Targeted disruption of TGF-β/Smad3 signaling modulates skin fibrosis in a mouse model of scleroderma

Transforming growth factor-β (TGF-β) is a potent stimulus of connective tissue accumulation, and is implicated in the pathogenesis of scleroderma and other fibrotic disorders. Smad3 functions as a key intracellular signal transducer for profibrotic TGF-β responses in normal skin fibroblasts. The potential role of Smad3 in the pathogenesis of scleroderma was investigated in Smad3-null (Smad3^-/-) mice using a model of skin fibrosis induced by subcutaneous injections of bleomycin. At early time points, bleomycin-induced macrophage infiltration in the dermis and local TGF-β production were similar in Smad3^-/- and wild-type mice. In contrast, at day 28, lesional skin from Smad3^-/- mice showed attenuated fibrosis, lower synthesis and accumulation of collagen, and reduced collagen gene transcription in situ, compared to wild-type mice. Connective tissue growth factor and α-smooth muscle actin expression in lesional skin were also significantly attenuated.
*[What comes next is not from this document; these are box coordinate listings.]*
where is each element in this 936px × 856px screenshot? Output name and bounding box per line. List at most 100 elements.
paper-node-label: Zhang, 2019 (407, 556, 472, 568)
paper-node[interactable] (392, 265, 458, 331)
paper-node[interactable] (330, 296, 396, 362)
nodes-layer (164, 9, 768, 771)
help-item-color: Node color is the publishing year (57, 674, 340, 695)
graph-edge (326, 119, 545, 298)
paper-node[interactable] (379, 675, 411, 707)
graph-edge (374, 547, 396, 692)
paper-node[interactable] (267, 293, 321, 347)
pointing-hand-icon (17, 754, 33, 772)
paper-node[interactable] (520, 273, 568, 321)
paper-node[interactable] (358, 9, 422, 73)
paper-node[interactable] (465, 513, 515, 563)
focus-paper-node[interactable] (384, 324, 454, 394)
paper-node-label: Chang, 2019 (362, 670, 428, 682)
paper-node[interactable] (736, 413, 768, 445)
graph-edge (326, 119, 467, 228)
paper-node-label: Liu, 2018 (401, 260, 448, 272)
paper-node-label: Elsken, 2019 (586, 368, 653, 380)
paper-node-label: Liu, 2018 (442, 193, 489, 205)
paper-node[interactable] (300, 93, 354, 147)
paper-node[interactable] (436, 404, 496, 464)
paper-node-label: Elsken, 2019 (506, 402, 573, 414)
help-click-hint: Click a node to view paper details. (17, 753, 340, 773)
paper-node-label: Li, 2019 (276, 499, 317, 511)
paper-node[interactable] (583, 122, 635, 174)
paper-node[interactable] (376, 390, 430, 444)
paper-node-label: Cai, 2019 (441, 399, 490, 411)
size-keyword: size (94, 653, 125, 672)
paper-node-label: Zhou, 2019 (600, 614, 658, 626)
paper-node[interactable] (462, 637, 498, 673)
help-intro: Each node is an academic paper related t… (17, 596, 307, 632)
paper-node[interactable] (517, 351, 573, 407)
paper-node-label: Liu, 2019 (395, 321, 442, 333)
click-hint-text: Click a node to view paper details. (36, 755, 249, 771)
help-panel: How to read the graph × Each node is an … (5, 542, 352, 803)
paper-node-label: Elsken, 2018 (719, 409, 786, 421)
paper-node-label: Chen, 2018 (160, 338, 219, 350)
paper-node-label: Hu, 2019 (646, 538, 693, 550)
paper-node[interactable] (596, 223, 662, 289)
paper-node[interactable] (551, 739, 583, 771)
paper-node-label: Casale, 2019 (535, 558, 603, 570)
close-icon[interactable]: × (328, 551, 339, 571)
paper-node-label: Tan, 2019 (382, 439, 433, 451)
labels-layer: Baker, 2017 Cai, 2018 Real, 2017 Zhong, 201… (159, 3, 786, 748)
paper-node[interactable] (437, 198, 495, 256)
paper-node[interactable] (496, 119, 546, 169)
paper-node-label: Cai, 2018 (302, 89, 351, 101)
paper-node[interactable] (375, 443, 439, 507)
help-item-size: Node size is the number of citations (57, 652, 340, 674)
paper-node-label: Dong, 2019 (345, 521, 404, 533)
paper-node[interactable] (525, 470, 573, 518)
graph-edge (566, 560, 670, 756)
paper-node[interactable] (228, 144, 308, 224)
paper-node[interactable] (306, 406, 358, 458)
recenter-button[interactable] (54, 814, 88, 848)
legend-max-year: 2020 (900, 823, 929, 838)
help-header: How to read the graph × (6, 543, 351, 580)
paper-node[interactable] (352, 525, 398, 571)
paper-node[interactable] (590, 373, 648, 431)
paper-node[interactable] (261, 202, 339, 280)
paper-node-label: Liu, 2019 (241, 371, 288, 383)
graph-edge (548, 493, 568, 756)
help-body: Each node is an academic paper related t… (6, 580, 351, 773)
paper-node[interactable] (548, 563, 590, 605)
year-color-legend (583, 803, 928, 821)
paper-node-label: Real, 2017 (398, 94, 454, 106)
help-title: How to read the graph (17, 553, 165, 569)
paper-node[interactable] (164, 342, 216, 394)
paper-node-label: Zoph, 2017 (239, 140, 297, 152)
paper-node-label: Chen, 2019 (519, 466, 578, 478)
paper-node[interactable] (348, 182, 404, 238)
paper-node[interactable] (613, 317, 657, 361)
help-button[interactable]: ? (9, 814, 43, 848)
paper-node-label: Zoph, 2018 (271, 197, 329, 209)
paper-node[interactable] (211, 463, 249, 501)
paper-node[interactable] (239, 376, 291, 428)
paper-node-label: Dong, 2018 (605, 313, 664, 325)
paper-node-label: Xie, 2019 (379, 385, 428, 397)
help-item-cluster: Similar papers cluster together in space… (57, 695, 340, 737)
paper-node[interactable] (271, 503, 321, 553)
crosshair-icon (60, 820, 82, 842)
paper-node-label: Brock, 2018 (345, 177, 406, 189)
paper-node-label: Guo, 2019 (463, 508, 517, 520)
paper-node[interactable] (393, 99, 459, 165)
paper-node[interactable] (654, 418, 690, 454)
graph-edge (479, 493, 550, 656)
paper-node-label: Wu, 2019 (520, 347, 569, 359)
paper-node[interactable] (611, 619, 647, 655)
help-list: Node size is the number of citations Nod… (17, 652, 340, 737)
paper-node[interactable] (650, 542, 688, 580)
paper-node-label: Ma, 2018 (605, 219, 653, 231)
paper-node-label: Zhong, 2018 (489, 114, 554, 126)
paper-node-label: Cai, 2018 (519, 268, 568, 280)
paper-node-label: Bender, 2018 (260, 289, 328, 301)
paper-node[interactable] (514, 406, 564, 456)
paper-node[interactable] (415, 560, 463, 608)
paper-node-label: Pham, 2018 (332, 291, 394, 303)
Electron microscopy revealed an absence of small diameter collagen fibrils in the dermis from bleomycin-treated Smad3 ^-/- mice. Compared to fibroblasts derived from wild-type mice, Smad3^-/- fibroblasts showed reduced in vitro proliferative and profibrotic responses elicited by TGF-β. Together, these results indicate that ablation of Smad3 is associated with markedly altered fibroblast regulation in vivo and in vitro, and confers partial protection from bleomycin-induced scleroderma in mice. Reduced fibrosis is due to deregulated fibroblast function, as the inflammatory response induced by bleomycin was similar in wild-type and Smad3^-/- mice.